Kaltim Live! Samarinda – Ekowisata atau ecotourism yang dimiliki Kalimantan Timur, tak sekadar potensi alam yang bisa dengan mudah dinikmati setiap orang.
Banyak aspek yang bisa menjadikan ekowisata yang berdaya saing dan bernilai edukasi dan ekonomi tinggi.
“Ekowisata tidak hanya destinasi (daya tarik), tetapi ada edukasi. Ada story (cerita) dibalik daya tarik di dalamnya,” kata Sekretaris Daerah Provinsi Kaltim Sri Wahyuni saat Marfish Seminar Series 01 Danau Kakaban di Gedung Profesor Dr H Masjaya Universitas Mulawarman Samarinda, beberapa waktu lalu.
Bahkan diungkapnya, tidak sedikit ekowisata terkait aset (benda/satwa) purbakala di suatu daerah, sehingga perlu literasi untuk menikmatinya.
“Selain masyarakat lebih mengerti kawasan yang dikunjungi. Juga, perlindungan terhadap aset itu sendiri agar tidak terganggu bahkan hilang dan punah,” bebernya.
Baca berita Kaltim Live! Wisata Alam di Kaltim Harus Lebih Seru
Demikian potensi ekowisata untuk Pulau Kakaban dengan ubur-uburnya yang memiliki keunikan tersendiri dan tidak ada di negara lain.
“Kalau di Maluku ada moluska, maka di Kaltim ada ubur-ubur yang bisa menjadi cikal bakal geopark di kawasan laut,” jelasnya.

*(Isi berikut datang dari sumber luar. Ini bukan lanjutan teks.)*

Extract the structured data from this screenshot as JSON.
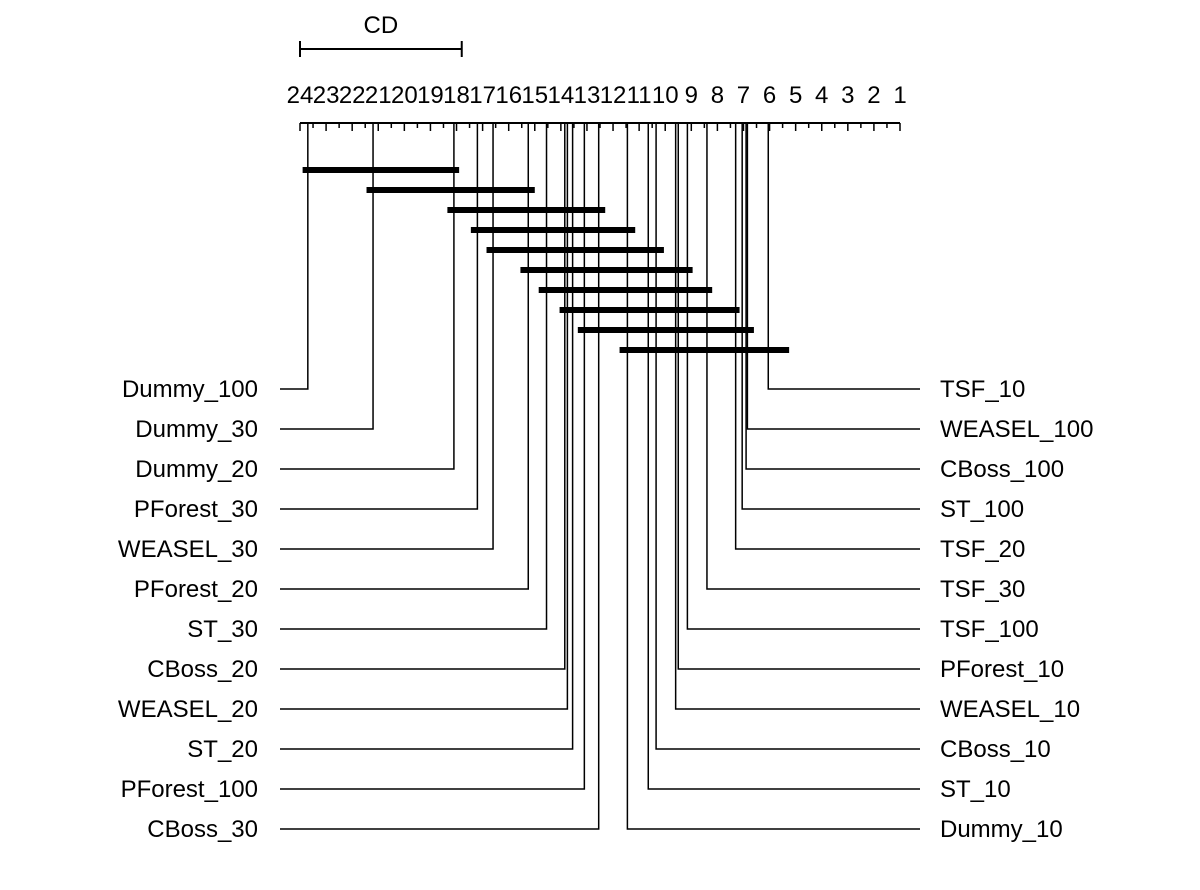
{
  "chart_data": {
    "type": "critical-difference-diagram",
    "cd_label": "CD",
    "cd_value": 6.2,
    "axis_range": [
      24,
      1
    ],
    "axis_reversed": true,
    "ticks": [
      "24",
      "23",
      "22",
      "21",
      "20",
      "19",
      "18",
      "17",
      "16",
      "15",
      "14",
      "13",
      "12",
      "11",
      "10",
      "9",
      "8",
      "7",
      "6",
      "5",
      "4",
      "3",
      "2",
      "1"
    ],
    "methods_left": [
      {
        "name": "Dummy_100",
        "rank": 23.7
      },
      {
        "name": "Dummy_30",
        "rank": 21.2
      },
      {
        "name": "Dummy_20",
        "rank": 18.1
      },
      {
        "name": "PForest_30",
        "rank": 17.2
      },
      {
        "name": "WEASEL_30",
        "rank": 16.6
      },
      {
        "name": "PForest_20",
        "rank": 15.25
      },
      {
        "name": "ST_30",
        "rank": 14.55
      },
      {
        "name": "CBoss_20",
        "rank": 13.85
      },
      {
        "name": "WEASEL_20",
        "rank": 13.75
      },
      {
        "name": "ST_20",
        "rank": 13.55
      },
      {
        "name": "PForest_100",
        "rank": 13.1
      },
      {
        "name": "CBoss_30",
        "rank": 12.55
      }
    ],
    "methods_right": [
      {
        "name": "TSF_10",
        "rank": 6.05
      },
      {
        "name": "WEASEL_100",
        "rank": 6.85
      },
      {
        "name": "CBoss_100",
        "rank": 6.9
      },
      {
        "name": "ST_100",
        "rank": 7.05
      },
      {
        "name": "TSF_20",
        "rank": 7.3
      },
      {
        "name": "TSF_30",
        "rank": 8.4
      },
      {
        "name": "TSF_100",
        "rank": 9.15
      },
      {
        "name": "PForest_10",
        "rank": 9.5
      },
      {
        "name": "WEASEL_10",
        "rank": 9.6
      },
      {
        "name": "CBoss_10",
        "rank": 10.35
      },
      {
        "name": "ST_10",
        "rank": 10.65
      },
      {
        "name": "Dummy_10",
        "rank": 11.45
      }
    ],
    "cliques": [
      [
        23.9,
        17.9
      ],
      [
        21.45,
        15.0
      ],
      [
        18.35,
        12.3
      ],
      [
        17.45,
        11.15
      ],
      [
        16.85,
        10.05
      ],
      [
        15.55,
        8.95
      ],
      [
        14.85,
        8.2
      ],
      [
        14.05,
        7.15
      ],
      [
        13.35,
        6.6
      ],
      [
        11.75,
        5.25
      ]
    ]
  }
}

Ubur-ubur di Kakaban Kabupaten Berau, ujarnya, salah satu satwa purbakala jutaan tahun lalu yang masih berevolusi dan bertahan hingga saat ini.

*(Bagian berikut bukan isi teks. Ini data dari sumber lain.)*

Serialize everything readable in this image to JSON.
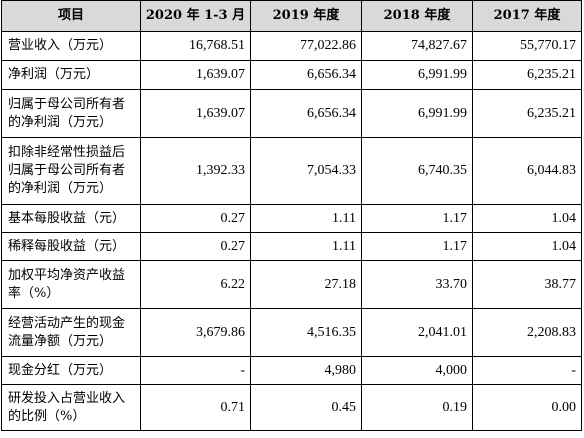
{
  "table": {
    "headers": [
      "项目",
      "2020 年 1-3 月",
      "2019 年度",
      "2018 年度",
      "2017 年度"
    ],
    "rows": [
      {
        "label": "营业收入（万元）",
        "values": [
          "16,768.51",
          "77,022.86",
          "74,827.67",
          "55,770.17"
        ]
      },
      {
        "label": "净利润（万元）",
        "values": [
          "1,639.07",
          "6,656.34",
          "6,991.99",
          "6,235.21"
        ]
      },
      {
        "label": "归属于母公司所有者的净利润（万元）",
        "values": [
          "1,639.07",
          "6,656.34",
          "6,991.99",
          "6,235.21"
        ]
      },
      {
        "label": "扣除非经常性损益后归属于母公司所有者的净利润（万元）",
        "values": [
          "1,392.33",
          "7,054.33",
          "6,740.35",
          "6,044.83"
        ]
      },
      {
        "label": "基本每股收益（元）",
        "values": [
          "0.27",
          "1.11",
          "1.17",
          "1.04"
        ]
      },
      {
        "label": "稀释每股收益（元）",
        "values": [
          "0.27",
          "1.11",
          "1.17",
          "1.04"
        ]
      },
      {
        "label": "加权平均净资产收益率（%）",
        "values": [
          "6.22",
          "27.18",
          "33.70",
          "38.77"
        ]
      },
      {
        "label": "经营活动产生的现金流量净额（万元）",
        "values": [
          "3,679.86",
          "4,516.35",
          "2,041.01",
          "2,208.83"
        ]
      },
      {
        "label": "现金分红（万元）",
        "values": [
          "-",
          "4,980",
          "4,000",
          "-"
        ]
      },
      {
        "label": "研发投入占营业收入的比例（%）",
        "values": [
          "0.71",
          "0.45",
          "0.19",
          "0.00"
        ]
      }
    ]
  }
}
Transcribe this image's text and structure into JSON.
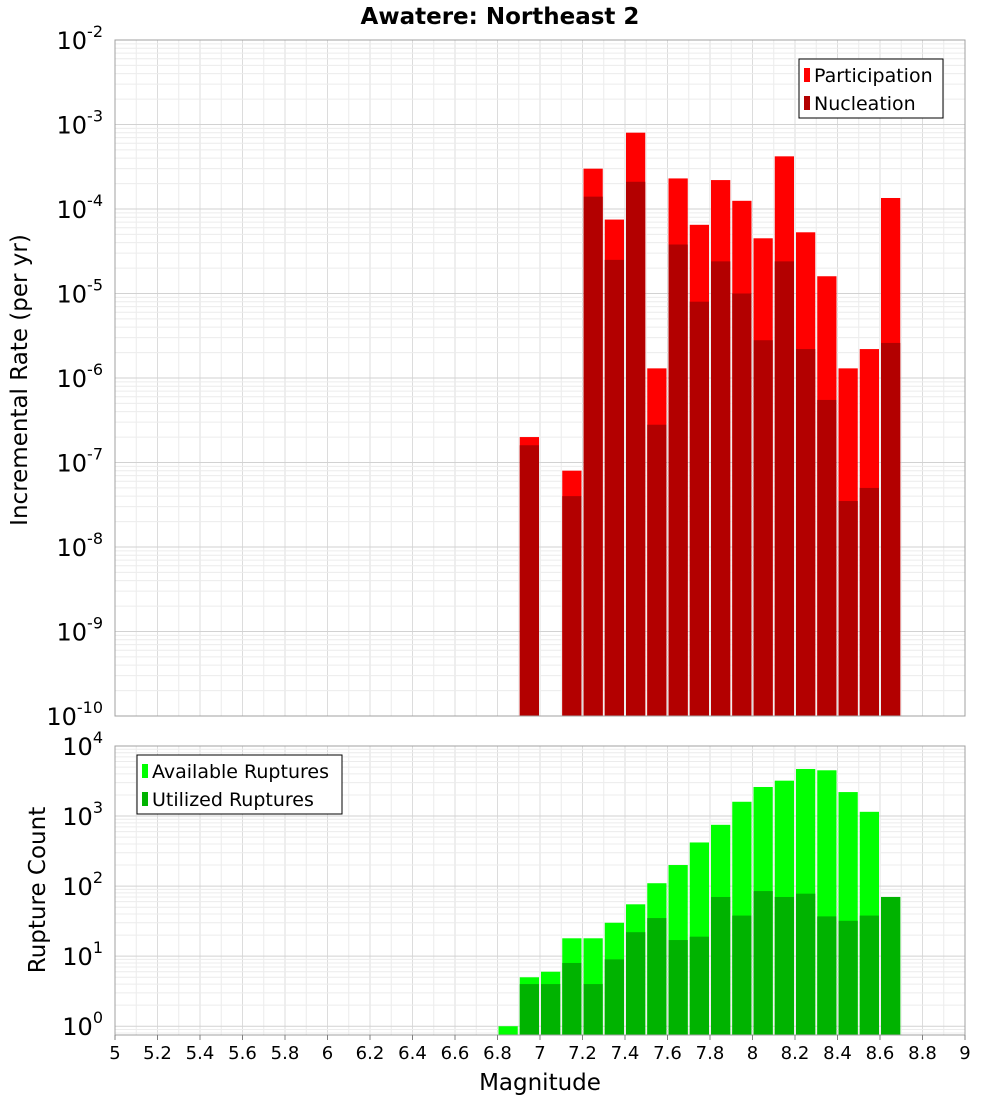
{
  "chart_data": [
    {
      "type": "bar",
      "title": "Awatere: Northeast 2",
      "ylabel": "Incremental Rate (per yr)",
      "yscale": "log",
      "ylim": [
        1e-10,
        0.01
      ],
      "xlim": [
        5,
        9
      ],
      "legend_position": "top-right",
      "ytick_labels": [
        {
          "base": "10",
          "exp": "-10"
        },
        {
          "base": "10",
          "exp": "-9"
        },
        {
          "base": "10",
          "exp": "-8"
        },
        {
          "base": "10",
          "exp": "-7"
        },
        {
          "base": "10",
          "exp": "-6"
        },
        {
          "base": "10",
          "exp": "-5"
        },
        {
          "base": "10",
          "exp": "-4"
        },
        {
          "base": "10",
          "exp": "-3"
        },
        {
          "base": "10",
          "exp": "-2"
        }
      ],
      "x": [
        6.95,
        7.15,
        7.25,
        7.35,
        7.45,
        7.55,
        7.65,
        7.75,
        7.85,
        7.95,
        8.05,
        8.15,
        8.25,
        8.35,
        8.45,
        8.55,
        8.65
      ],
      "series": [
        {
          "name": "Participation",
          "color": "#ff0000",
          "values": [
            2e-07,
            8e-08,
            0.0003,
            7.5e-05,
            0.0008,
            1.3e-06,
            0.00023,
            6.5e-05,
            0.00022,
            0.000125,
            4.5e-05,
            0.00042,
            5.3e-05,
            1.6e-05,
            1.3e-06,
            2.2e-06,
            0.000135
          ]
        },
        {
          "name": "Nucleation",
          "color": "#b30000",
          "values": [
            1.6e-07,
            4e-08,
            0.00014,
            2.5e-05,
            0.00021,
            2.8e-07,
            3.8e-05,
            8e-06,
            2.4e-05,
            1e-05,
            2.8e-06,
            2.4e-05,
            2.2e-06,
            5.5e-07,
            3.5e-08,
            5e-08,
            2.6e-06
          ]
        }
      ]
    },
    {
      "type": "bar",
      "xlabel": "Magnitude",
      "ylabel": "Rupture Count",
      "yscale": "log",
      "ylim": [
        0.75,
        10000
      ],
      "xlim": [
        5,
        9
      ],
      "legend_position": "top-left",
      "xtick_labels": [
        "5",
        "5.2",
        "5.4",
        "5.6",
        "5.8",
        "6",
        "6.2",
        "6.4",
        "6.6",
        "6.8",
        "7",
        "7.2",
        "7.4",
        "7.6",
        "7.8",
        "8",
        "8.2",
        "8.4",
        "8.6",
        "8.8",
        "9"
      ],
      "ytick_labels": [
        {
          "base": "10",
          "exp": "0"
        },
        {
          "base": "10",
          "exp": "1"
        },
        {
          "base": "10",
          "exp": "2"
        },
        {
          "base": "10",
          "exp": "3"
        },
        {
          "base": "10",
          "exp": "4"
        }
      ],
      "x": [
        6.85,
        6.95,
        7.05,
        7.15,
        7.25,
        7.35,
        7.45,
        7.55,
        7.65,
        7.75,
        7.85,
        7.95,
        8.05,
        8.15,
        8.25,
        8.35,
        8.45,
        8.55,
        8.65
      ],
      "series": [
        {
          "name": "Available Ruptures",
          "color": "#00ff00",
          "values": [
            1,
            5,
            6,
            18,
            18,
            30,
            55,
            110,
            200,
            420,
            750,
            1600,
            2600,
            3200,
            4700,
            4500,
            2200,
            1150,
            70
          ]
        },
        {
          "name": "Utilized Ruptures",
          "color": "#00b300",
          "values": [
            0,
            4,
            4,
            8,
            4,
            9,
            22,
            35,
            17,
            19,
            70,
            38,
            85,
            70,
            78,
            37,
            32,
            38,
            70
          ]
        }
      ]
    }
  ]
}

Sekda Sri pun mencontohkan negara Nepal yang membatasi (seleksi dan tarif tertentu) bagi orang datang berkunjung untuk menikmati destinasi wisatanya.
“Bayangkan, orang harus rela antri sampai lebih 3 bulan, baru bisa masuk ke Nepal untuk mengunjungi kawasan ekowisata di sana,” ungkapnya.

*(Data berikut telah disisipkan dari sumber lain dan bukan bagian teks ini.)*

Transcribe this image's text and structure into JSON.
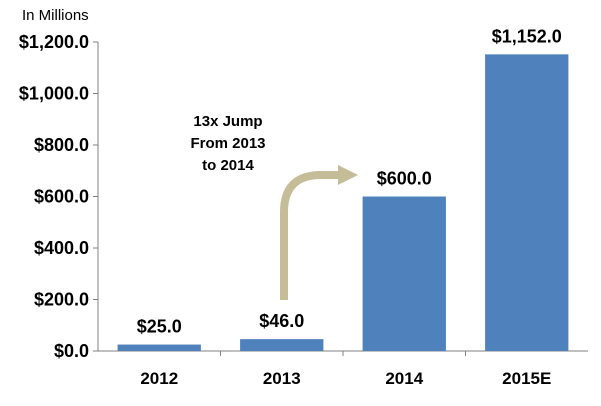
{
  "chart_data": {
    "type": "bar",
    "unit_label": "In Millions",
    "categories": [
      "2012",
      "2013",
      "2014",
      "2015E"
    ],
    "values": [
      25.0,
      46.0,
      600.0,
      1152.0
    ],
    "data_labels": [
      "$25.0",
      "$46.0",
      "$600.0",
      "$1,152.0"
    ],
    "ylim": [
      0,
      1200
    ],
    "yticks": [
      0,
      200,
      400,
      600,
      800,
      1000,
      1200
    ],
    "ytick_labels": [
      "$0.0",
      "$200.0",
      "$400.0",
      "$600.0",
      "$800.0",
      "$1,000.0",
      "$1,200.0"
    ],
    "grid": false,
    "bar_color": "#4F81BD",
    "annotation": {
      "lines": [
        "13x Jump",
        "From 2013",
        "to 2014"
      ],
      "arrow_color": "#C4BD97",
      "from_category": "2013",
      "to_category": "2014"
    }
  }
}
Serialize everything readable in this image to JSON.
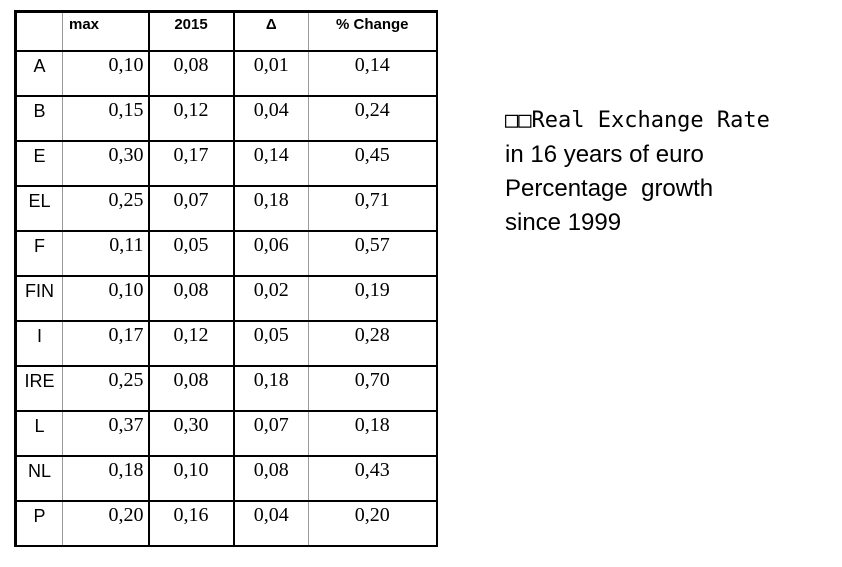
{
  "table": {
    "headers": [
      "",
      "max",
      "2015",
      "Δ",
      "% Change"
    ],
    "rows": [
      [
        "A",
        "0,10",
        "0,08",
        "0,01",
        "0,14"
      ],
      [
        "B",
        "0,15",
        "0,12",
        "0,04",
        "0,24"
      ],
      [
        "E",
        "0,30",
        "0,17",
        "0,14",
        "0,45"
      ],
      [
        "EL",
        "0,25",
        "0,07",
        "0,18",
        "0,71"
      ],
      [
        "F",
        "0,11",
        "0,05",
        "0,06",
        "0,57"
      ],
      [
        "FIN",
        "0,10",
        "0,08",
        "0,02",
        "0,19"
      ],
      [
        "I",
        "0,17",
        "0,12",
        "0,05",
        "0,28"
      ],
      [
        "IRE",
        "0,25",
        "0,08",
        "0,18",
        "0,70"
      ],
      [
        "L",
        "0,37",
        "0,30",
        "0,07",
        "0,18"
      ],
      [
        "NL",
        "0,18",
        "0,10",
        "0,08",
        "0,43"
      ],
      [
        "P",
        "0,20",
        "0,16",
        "0,04",
        "0,20"
      ]
    ]
  },
  "note": {
    "lines": [
      "□□Real Exchange Rate",
      "in 16 years of euro",
      "Percentage  growth",
      "since 1999"
    ]
  },
  "colors": {
    "background": "#ffffff",
    "text": "#000000",
    "border_strong": "#000000",
    "border_light": "#9a9a9a"
  }
}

Baca berita Kaltim Live! Jaga Ekosistem Mangrove, Jadikan Tempat Wisata dan Pusat Pendidikan
Menurut Sekda, kebijakan yang diberlakukan Nepal juga bisa dibuat di Indonesia. Khususnya Pemerintah Provinsi Kalimantan Timur untuk Pulau Kakaban.
“Kenapa perlu ada pembatasan dan seleksi? Ini terkait daya dukung Kakaban sebagai kawasan ekowisata,” tegasnya.
Karenanya, penting literasi bahwa ubur-ubur Pulau Kakaban memiliki value yang sangat tinggi dari nilai konservasi, sejarah dan edukasi.
“Ecotourism (ekowisata) tidak bisa disetarakan dengan mass tourism (wisata massal). Karena ada nilai-nilai dan daya dukung yang harus dijaga,” pungkasnya. (Kaltim Live)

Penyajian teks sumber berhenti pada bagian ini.